He Caicai, Song Wei, Wei Dandan, Zhao Wei, Yu Qianfei, Tang Jiaqi, Ning Yongquan, Murali Karunanidhi, Sivaguru Paramasivam, de Ruiter Graham, Bi Xihe
Department of Chemistry, Northeast Normal University, Changchun, 130024, China.
Schulich Faculty of Chemistry, Technion Israel Institute of Technology, Technion City, 3200008, Haifa, Israel.
Angew Chem Int Ed Engl. 2024 Dec 9;63(50):e202408220. doi: 10.1002/anie.202408220. Epub 2024 Nov 7.

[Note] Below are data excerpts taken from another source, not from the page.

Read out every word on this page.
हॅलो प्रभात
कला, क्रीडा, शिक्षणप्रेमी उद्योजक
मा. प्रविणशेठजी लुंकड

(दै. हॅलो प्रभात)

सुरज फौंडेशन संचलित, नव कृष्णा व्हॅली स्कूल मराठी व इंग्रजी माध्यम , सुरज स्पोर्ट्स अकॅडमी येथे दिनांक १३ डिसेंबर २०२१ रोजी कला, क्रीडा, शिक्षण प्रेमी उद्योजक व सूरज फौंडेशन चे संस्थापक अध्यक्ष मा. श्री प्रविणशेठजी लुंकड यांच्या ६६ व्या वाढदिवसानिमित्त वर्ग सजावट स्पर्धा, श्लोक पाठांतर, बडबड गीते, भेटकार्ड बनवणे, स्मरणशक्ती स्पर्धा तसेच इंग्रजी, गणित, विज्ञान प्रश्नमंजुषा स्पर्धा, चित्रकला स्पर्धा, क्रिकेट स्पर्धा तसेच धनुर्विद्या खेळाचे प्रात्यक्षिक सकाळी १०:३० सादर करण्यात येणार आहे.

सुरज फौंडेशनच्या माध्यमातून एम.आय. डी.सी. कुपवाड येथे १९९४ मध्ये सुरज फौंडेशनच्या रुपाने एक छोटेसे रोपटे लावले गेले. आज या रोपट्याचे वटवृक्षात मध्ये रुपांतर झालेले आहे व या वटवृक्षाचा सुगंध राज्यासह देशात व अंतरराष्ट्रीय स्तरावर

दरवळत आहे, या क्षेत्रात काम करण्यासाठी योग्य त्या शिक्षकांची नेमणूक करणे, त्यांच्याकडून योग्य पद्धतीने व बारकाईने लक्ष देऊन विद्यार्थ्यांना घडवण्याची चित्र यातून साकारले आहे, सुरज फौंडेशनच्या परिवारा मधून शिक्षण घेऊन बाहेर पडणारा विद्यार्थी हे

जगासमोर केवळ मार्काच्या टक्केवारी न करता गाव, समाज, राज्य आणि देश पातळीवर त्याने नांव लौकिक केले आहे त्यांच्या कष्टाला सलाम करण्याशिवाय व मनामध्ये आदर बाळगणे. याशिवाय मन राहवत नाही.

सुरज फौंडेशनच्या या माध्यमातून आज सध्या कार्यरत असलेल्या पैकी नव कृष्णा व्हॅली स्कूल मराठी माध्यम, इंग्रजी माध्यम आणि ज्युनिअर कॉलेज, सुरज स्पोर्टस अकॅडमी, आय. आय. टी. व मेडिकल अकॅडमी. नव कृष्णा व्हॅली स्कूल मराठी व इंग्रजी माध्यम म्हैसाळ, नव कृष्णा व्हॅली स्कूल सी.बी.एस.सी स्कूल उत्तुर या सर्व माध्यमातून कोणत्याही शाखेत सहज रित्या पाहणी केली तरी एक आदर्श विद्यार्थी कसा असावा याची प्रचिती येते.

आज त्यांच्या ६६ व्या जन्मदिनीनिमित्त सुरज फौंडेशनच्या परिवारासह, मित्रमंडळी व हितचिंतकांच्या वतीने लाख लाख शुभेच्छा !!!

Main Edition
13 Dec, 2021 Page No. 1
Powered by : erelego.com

Herein we report a general rhodium-catalyzed asymmetric intermolecular dearomative cyclopropanation of indoles using trifluoromethyl N-triftosylhydrazones as carbene precursors. The reaction enables the rapid construction of diverse cyclopropane-fused indolines bearing a trifluoromethylated quaternary stereocenter with high enantioselectivity (up to 99 % ee). This mild method exhibits broad substrate scope, tolerating various functional groups, and can even be utilized for the late-stage diversification of complex bioactive molecules. DFT calculations suggest that the formation of a key zwitterionic intermediate is responsible for the chiral induction. Overall, this approach opens up new possibilities for asymmetric cyclopropanation of challenging aromatic heterocyclic compounds.
在此,我们报道了一种通用的铑催化吲哚的不对称分子间去芳构化环丙烷化反应,该反应使用三氟甲基 N-三氟甲磺酰腙作为卡宾前体。该反应能够快速构建多种带有三氟甲基化季碳立体中心的环丙烷稠合吲哚啉,且对映选择性高(高达 99% ee)。这种温和的方法具有广泛的底物范围,能耐受各种官能团,甚至可用于复杂生物活性分子的后期多样化修饰。密度泛函理论计算表明,关键两性离子中间体的形成是手性诱导的原因。总体而言,该方法为具有挑战性的芳香杂环化合物的不对称环丙烷化开辟了新的可能性。